Sunday, November 27, 2016

The Water in the Pot

What is water? 

Water is liquid, colorless, odorless, tasteless, and formless. Yet, it is the most essential need of every living being.

Water quenches and nourishes. It is carefree and flows freely. It takes the color and taste of whatever is mixed with it (under most circumstances), be it salt, sugar, blood corpuscles even. 

Whatever container it is put in, it takes that container's form. It also absorbs some of the container's properties due to some chemical reactions. When kept in an earthen pot, it takes its cooling properties and the slightly muddy taste. When kept in a copper vessel, it takes the beneficial properties of copper. 

The container the water is kept in, the land on which the water flows, give the water its form, taste, and odor, thus imparting it some kind of identity and structure. The vessel has to be selfless and allow the water to let itself be consumed by others. The water realizes that people consume the water but admire the vessel that has beauty and structure, and that the structure is not its own. Both have to help each other sustain and flourish. 
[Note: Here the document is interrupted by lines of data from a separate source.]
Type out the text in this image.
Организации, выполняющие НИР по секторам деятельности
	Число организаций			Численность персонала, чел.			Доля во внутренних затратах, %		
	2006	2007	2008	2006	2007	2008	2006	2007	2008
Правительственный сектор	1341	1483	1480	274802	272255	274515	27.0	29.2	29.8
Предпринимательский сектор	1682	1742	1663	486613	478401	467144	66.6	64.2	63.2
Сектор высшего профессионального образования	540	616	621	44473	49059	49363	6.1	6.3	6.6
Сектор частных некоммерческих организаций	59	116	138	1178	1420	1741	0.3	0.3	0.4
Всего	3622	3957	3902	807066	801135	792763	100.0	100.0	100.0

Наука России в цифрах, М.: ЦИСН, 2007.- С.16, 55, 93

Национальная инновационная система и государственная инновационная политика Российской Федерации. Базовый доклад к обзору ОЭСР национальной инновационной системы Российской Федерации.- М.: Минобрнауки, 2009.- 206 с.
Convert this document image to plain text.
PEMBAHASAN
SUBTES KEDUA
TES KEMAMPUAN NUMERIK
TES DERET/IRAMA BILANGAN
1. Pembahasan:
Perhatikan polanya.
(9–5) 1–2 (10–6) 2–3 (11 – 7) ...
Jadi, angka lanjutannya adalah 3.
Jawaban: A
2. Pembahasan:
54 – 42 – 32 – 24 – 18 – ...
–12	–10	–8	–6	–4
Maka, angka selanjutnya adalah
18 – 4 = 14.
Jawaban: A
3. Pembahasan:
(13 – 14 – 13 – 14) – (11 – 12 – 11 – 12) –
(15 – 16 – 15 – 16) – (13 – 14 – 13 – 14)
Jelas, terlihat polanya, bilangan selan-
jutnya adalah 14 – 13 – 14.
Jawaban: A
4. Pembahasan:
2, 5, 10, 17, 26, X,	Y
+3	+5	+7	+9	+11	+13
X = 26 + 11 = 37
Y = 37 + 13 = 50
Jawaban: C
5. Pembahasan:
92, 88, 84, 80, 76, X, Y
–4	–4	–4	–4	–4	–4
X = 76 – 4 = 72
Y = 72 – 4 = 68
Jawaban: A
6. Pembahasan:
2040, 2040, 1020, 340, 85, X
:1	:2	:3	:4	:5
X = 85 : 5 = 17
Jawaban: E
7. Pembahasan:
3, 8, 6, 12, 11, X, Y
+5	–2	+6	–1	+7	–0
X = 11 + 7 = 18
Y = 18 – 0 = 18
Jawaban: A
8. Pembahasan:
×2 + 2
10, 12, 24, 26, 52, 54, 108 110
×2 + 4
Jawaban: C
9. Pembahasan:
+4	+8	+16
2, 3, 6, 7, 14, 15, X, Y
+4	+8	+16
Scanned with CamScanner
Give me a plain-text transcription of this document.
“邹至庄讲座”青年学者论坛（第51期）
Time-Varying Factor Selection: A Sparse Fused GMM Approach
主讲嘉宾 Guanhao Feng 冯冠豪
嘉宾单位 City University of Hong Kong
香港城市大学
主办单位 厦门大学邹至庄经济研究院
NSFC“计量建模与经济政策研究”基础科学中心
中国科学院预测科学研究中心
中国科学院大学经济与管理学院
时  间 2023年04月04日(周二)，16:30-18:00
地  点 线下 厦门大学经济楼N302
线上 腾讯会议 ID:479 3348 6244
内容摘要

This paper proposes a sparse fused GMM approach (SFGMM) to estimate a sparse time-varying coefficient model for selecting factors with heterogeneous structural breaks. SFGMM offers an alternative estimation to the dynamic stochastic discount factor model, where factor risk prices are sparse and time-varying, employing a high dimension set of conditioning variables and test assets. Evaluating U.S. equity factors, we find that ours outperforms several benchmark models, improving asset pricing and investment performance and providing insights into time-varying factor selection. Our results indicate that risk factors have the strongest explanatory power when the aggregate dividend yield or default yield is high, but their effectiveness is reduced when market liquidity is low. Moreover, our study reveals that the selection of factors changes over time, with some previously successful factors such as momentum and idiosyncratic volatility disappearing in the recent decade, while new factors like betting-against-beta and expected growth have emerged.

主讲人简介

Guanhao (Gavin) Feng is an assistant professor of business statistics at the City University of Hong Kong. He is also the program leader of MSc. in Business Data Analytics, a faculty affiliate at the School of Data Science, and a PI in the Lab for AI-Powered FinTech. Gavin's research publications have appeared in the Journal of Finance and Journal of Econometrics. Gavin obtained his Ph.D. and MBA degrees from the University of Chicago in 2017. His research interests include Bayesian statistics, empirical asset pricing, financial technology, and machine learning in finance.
But at the same time, if the water is kept still without use and movement for long periods of time, the water will go bad. So will the vessel - it will become smelly and start to grow mold. If not taken care of, then both will become useless; both the vessel and water will have to be thrown away.

So what do we usually do? We empty the vessel of its water from time to time. We purify the water and clean the vessel and put some new water back in. That way, both retain their individuality while giving away some of themselves to each other and the world. Both have to give without expecting and give first without waiting for the other to give. That is the only way both can sustain and prolong their life.

Now, instead of the water and its vessel, what if these were two people? Think about this and read again. :-)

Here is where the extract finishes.